The film is set in the holy city of Mashhad, in Iran, which has been plagued by a series of murders that have a clear pattern of targets: women who prostitute themselves on the streets of the city. The extremist serial killer – his identity is not a mystery to the spectators – claims to be committing those crimes to clean the city in the name of Allah. The police seem to want very little to do with these crimes and even some citizens seem unbothered by the violence because, for them, the biggest crime is that of the "impure” women who "corrupt" men.


Abbasi sought to give virtually the same prominence to the serial killer – Saeed, impeccably played by Mehdi Bajestani – as his justice-seeking foil – the journalist Rahimi, in an impressive and well-nuanced interpretation by Zar Amir Ebrahimi – which allows the audience to hear from both sides. We learn how and why people think like that, even if one of the sides doesn't make much sense for many audience members. Unfortunately, some minds have been formatted through various formal or informal powers to think in a certain way, and they may just transmit these teachings and thoughts to future generations.

The first two acts are full of the investigative aspects and wrought tension that mark many genre classics (David Fincher's name comes to mind as one of the significant influences), but it will make fools out of those who think that the film is merely a hunt for a serial killer. From an early age, the film explores, children experience a hypocritical society wherein there are explicit rules for some and more flexible rules for others. A society wherein a woman is still seen as inferior, needing permission even to rent a hotel room, being seen as incomplete whenever she does not have domestic activities and a husband to care for.

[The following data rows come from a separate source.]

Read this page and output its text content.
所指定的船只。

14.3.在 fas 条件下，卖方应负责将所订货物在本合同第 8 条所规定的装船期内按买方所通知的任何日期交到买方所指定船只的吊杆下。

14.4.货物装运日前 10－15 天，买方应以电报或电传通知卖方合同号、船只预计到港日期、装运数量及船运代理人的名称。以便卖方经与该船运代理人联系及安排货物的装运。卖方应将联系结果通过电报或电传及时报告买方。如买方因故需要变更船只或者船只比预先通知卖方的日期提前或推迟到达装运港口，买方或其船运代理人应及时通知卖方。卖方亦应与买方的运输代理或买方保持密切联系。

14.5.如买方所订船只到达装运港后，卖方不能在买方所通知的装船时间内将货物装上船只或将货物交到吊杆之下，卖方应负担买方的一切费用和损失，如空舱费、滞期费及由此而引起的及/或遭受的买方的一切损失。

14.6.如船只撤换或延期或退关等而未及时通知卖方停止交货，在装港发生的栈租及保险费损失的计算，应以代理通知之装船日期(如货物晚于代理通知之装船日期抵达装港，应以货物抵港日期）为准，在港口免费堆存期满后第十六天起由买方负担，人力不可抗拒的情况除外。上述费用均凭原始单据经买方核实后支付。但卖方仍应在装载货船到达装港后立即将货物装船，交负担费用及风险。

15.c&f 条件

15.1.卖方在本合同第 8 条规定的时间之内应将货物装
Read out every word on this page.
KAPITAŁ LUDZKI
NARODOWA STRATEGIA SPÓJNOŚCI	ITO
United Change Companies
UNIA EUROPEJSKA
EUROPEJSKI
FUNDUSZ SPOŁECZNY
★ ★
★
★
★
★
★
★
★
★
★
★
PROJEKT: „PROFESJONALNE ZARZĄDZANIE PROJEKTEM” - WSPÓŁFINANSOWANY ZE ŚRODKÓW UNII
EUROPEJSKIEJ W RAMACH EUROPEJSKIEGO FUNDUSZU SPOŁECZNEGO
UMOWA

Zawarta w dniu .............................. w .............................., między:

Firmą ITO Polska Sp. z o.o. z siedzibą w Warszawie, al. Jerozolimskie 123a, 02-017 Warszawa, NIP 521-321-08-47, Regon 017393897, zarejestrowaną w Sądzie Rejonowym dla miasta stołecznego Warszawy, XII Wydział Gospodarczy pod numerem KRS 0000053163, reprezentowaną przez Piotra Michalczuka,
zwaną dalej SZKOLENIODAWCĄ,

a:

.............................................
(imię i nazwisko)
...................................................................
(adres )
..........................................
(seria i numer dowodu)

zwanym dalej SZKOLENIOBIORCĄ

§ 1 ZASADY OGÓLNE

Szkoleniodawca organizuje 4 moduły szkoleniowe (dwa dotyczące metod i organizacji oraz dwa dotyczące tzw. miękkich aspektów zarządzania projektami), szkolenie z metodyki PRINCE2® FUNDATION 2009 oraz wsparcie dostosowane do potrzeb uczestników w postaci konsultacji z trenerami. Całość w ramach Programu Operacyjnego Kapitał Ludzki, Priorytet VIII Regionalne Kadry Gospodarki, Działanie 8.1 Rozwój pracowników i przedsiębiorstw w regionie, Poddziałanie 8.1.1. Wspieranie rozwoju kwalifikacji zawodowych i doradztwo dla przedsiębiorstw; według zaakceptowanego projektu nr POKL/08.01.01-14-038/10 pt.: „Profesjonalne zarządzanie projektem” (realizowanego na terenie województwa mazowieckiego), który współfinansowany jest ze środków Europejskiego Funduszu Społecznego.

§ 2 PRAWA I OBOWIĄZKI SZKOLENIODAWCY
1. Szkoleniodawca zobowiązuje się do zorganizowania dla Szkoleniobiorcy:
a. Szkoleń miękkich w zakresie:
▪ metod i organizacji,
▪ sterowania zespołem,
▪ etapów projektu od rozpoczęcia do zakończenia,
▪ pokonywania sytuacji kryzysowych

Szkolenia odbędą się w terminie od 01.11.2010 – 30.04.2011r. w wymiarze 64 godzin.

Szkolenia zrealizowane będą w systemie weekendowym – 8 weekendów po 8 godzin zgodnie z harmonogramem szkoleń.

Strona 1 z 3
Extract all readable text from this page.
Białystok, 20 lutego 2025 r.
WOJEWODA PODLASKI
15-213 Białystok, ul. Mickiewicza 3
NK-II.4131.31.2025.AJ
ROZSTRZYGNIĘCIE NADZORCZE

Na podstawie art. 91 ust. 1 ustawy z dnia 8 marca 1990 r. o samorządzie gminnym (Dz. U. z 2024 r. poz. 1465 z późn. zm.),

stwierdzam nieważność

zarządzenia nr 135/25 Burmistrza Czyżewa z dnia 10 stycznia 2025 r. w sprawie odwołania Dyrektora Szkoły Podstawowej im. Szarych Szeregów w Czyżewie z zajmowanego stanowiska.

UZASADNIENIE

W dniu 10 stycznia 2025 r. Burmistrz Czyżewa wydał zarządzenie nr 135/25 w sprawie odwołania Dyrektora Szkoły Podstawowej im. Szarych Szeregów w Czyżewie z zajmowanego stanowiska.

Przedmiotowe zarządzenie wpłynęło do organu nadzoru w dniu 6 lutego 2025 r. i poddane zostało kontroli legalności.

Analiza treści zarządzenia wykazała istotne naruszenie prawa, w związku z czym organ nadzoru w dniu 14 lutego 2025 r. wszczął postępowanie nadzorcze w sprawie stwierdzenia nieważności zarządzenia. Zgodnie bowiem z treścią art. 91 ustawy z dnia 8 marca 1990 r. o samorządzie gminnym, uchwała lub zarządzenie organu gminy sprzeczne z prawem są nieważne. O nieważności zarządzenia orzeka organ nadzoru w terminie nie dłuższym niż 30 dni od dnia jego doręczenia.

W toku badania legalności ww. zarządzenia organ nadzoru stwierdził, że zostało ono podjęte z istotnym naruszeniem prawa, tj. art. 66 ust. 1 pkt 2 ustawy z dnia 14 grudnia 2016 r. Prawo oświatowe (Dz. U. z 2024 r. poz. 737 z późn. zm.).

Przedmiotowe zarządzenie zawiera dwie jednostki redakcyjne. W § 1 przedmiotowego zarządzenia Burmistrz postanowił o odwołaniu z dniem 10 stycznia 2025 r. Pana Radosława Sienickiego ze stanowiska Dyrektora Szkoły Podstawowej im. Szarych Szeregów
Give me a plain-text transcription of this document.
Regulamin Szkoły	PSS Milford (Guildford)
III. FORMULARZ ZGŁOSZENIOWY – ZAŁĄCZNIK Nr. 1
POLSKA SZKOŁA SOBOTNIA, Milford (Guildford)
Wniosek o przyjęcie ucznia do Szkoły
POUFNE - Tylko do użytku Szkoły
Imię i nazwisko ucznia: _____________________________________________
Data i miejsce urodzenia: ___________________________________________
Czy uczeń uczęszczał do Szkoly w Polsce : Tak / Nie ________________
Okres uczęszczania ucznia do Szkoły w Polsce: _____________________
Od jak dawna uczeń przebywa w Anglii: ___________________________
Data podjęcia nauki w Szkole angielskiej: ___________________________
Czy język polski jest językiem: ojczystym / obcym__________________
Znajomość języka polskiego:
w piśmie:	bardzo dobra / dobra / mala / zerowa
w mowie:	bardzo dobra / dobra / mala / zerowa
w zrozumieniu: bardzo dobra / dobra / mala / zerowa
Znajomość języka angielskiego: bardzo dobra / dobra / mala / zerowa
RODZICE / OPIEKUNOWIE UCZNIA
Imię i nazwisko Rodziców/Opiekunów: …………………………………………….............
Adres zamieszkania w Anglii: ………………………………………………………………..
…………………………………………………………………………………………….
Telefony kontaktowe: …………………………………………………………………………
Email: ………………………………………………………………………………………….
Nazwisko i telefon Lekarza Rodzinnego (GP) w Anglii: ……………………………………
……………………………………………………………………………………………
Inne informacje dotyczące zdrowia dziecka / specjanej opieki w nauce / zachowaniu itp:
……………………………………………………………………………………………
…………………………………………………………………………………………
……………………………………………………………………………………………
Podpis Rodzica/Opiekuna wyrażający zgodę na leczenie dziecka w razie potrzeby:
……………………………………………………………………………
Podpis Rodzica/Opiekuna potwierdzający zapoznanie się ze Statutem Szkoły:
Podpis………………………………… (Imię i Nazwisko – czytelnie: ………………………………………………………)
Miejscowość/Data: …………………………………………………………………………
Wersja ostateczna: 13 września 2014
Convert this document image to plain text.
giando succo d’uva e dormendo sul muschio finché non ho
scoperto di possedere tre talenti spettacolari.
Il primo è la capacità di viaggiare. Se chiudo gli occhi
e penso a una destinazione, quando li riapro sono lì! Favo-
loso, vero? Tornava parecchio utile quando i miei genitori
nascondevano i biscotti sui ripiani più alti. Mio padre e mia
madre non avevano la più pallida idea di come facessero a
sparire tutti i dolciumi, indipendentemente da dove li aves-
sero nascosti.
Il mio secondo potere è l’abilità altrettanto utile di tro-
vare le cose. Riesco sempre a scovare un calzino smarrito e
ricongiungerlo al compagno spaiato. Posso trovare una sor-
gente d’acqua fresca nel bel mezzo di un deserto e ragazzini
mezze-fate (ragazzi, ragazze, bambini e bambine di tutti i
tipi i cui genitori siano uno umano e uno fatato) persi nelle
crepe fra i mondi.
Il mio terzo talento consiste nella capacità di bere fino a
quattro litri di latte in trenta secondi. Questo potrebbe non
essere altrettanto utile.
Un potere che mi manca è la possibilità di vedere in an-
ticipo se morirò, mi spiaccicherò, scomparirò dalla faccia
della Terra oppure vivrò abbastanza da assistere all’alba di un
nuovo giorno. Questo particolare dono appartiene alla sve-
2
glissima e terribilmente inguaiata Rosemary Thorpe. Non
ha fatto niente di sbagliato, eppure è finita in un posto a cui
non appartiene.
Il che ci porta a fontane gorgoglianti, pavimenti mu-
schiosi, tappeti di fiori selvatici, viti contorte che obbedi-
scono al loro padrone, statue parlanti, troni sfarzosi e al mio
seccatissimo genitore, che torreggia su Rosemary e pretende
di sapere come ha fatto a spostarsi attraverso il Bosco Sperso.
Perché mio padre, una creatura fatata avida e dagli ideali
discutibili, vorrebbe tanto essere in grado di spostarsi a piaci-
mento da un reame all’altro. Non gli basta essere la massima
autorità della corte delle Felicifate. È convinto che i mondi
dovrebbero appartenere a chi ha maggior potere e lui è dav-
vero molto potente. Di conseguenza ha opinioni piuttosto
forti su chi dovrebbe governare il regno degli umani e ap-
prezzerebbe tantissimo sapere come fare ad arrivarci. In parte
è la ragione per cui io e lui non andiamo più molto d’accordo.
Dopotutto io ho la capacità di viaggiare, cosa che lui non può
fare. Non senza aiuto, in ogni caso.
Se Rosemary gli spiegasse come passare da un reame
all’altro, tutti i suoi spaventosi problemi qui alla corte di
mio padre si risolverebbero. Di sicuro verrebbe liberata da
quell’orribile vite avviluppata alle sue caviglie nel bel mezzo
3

Abbasi gives us several stabs – unlike the murderer who prefers to strangle – acutely and crudely, as Rahimi's intelligence and indignation become tangled. She is forced, time after time, to remain silent in the face of abuse from those who, in this time and space, are seen as superior. We feel similarly disheartened when we follow small fragments of the lives of those sex workers who often have to do their occupation to survive. They are victims twice over: victims of a society that abandoned them and victims of a community that still sees them as guilty.

In the third act, the film changes completely. It becomes clear that whole swaths of the community are on the side of the serial killer – forgive me, “vigilante,” by their standards. This group includes women. It includes children. After all, they can only follow the rules and limitations thought proper to the culture they are a part of. And that's why the final scene of Holy Spider – which at first may seem empty – is so impactful. Without spoiling, it reflects the bluntness of the whole film, which plays the difficult dual role of portraying and criticizing an entire culture trapped under the lashings of the past and present.


Technically, the movie is everything it should be. The black tones of the film are enhanced through beautiful cinematography, and they are accompanied by a dark and heavy sound composition. Even in an open environment, Abbasi's artistic choices convey to us a certain sense of claustrophobia that eerily represents what those women feel in their daily lives.

Holy Spider is a thriller filled with tension, violence and strong acting. But it goes well beyond that. The rawness with which it articulates its message will no doubt cause the ire of many. This is a movie with no fear – as the times require.